Despite ranking 30th in the National Hockey League in average attendance against capacity this season, the Winnipeg Jets don’t appear to be at any risk of relocating for a second time.

NHL commissioner Gary Bettman held a media availability on Tuesday afternoon ahead of the Jets’ game against the St. Louis Blues at Canada Life Centre in Winnipeg.

The 15,321-seat hockey arena has hosted the Jets since they initially relocated from Atlanta, GA in 2011. But through their first 29 home games of the 2023–24 regular season, the Jets have averaged just 13,140 tickets sold, with large swaths of empty seats in what is already one of the league’s smaller arenas.

Jets chairman and governor Mark Chipman recently made headlines with his comments about the team’s languishing attendance, but Bettman smoothed over some of those concerns in his press conference on Tuesday.

“Obviously, the attendance needs to improve, but it will. I have confidence in the organization and, as importantly, I have confidence in this community,” Bettman said. “This is a place, Winnipeg, where hockey matters. I believe this is a strong NHL market.

“I believe that ownership has made extraordinary commitments to the Jets, to this arena, to the downtown area,” Bettman added. “I’m not sure why people are now speculating that, somehow, they’re not going to be here.”

Bettman also noted that the Jets have been a consistent playoff team in recent years and routinely spend up to or near the league’s salary cap ceiling.

“At the end of the day, we could go through a litany of reasons that are either true or speculated to be true as to how the attendance situation got to where it is,” Bettman said. “It kind of doesn’t really matter because teams go through different ups and downs. I believe that the season ticket base and the attendance will evolve back to where it was.

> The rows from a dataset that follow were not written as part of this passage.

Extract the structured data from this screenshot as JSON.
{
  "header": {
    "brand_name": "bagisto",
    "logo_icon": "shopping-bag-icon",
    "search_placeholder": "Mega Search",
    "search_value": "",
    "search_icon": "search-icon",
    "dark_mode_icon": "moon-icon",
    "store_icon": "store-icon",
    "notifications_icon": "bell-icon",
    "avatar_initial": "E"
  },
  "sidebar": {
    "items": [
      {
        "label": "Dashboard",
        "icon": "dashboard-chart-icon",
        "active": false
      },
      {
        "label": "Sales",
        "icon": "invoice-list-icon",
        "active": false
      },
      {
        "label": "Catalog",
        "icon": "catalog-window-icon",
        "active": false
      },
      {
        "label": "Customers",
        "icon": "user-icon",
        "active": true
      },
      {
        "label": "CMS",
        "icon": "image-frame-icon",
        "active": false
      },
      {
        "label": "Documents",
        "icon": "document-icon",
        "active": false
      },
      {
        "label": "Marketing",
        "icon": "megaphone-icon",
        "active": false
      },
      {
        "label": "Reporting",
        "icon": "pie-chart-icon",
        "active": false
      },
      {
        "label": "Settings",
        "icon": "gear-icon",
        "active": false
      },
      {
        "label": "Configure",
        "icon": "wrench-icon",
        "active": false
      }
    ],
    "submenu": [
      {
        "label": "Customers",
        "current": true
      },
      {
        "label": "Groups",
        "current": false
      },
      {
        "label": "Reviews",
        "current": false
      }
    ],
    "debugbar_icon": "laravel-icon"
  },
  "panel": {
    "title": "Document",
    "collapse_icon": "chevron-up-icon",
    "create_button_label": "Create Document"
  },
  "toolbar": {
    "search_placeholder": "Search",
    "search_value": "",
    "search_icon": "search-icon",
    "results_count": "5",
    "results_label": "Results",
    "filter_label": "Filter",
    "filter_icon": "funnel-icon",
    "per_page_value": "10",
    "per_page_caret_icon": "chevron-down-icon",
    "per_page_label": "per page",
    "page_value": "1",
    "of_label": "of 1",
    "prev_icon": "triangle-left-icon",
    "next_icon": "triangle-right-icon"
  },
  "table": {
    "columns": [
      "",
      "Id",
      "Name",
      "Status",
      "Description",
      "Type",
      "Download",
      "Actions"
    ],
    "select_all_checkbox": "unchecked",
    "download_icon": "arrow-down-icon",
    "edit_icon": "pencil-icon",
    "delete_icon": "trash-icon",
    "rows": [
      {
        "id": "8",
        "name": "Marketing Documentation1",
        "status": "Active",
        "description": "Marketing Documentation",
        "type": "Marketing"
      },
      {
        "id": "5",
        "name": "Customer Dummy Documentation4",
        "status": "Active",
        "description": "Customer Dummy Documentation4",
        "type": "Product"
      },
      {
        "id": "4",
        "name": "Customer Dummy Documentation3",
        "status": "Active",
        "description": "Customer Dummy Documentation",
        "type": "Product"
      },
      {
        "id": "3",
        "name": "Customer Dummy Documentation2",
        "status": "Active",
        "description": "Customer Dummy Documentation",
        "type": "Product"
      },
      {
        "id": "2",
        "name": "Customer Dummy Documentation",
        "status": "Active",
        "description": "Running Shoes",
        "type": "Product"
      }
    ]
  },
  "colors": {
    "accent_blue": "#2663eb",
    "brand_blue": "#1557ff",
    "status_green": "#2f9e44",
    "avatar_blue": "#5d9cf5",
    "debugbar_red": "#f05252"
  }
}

“I was quoted in 2011 saying, ‘For this to work well, the building’s got to be full,’ and that’s true, and I know that Mark Chipman and [team owner] David Thomson aren’t interested in just surviving in the NHL. They want to thrive.”

The Jets currently lead the Blues by a 3-2 score in the second intermission of Tuesday’s game at Canada Life Centre. With a win, the Jets would move into a tie with the Dallas Stars for first place in the Central Division.

This is the second iteration of the Jets to play in the NHL. The first joined the league in 1979 from the rival World Hockey Association and existed until 1996, when they relocated to Phoenix, AZ to become what are now the Arizona Coyotes.

This article first appeared on Daily Faceoff and was syndicated with permission.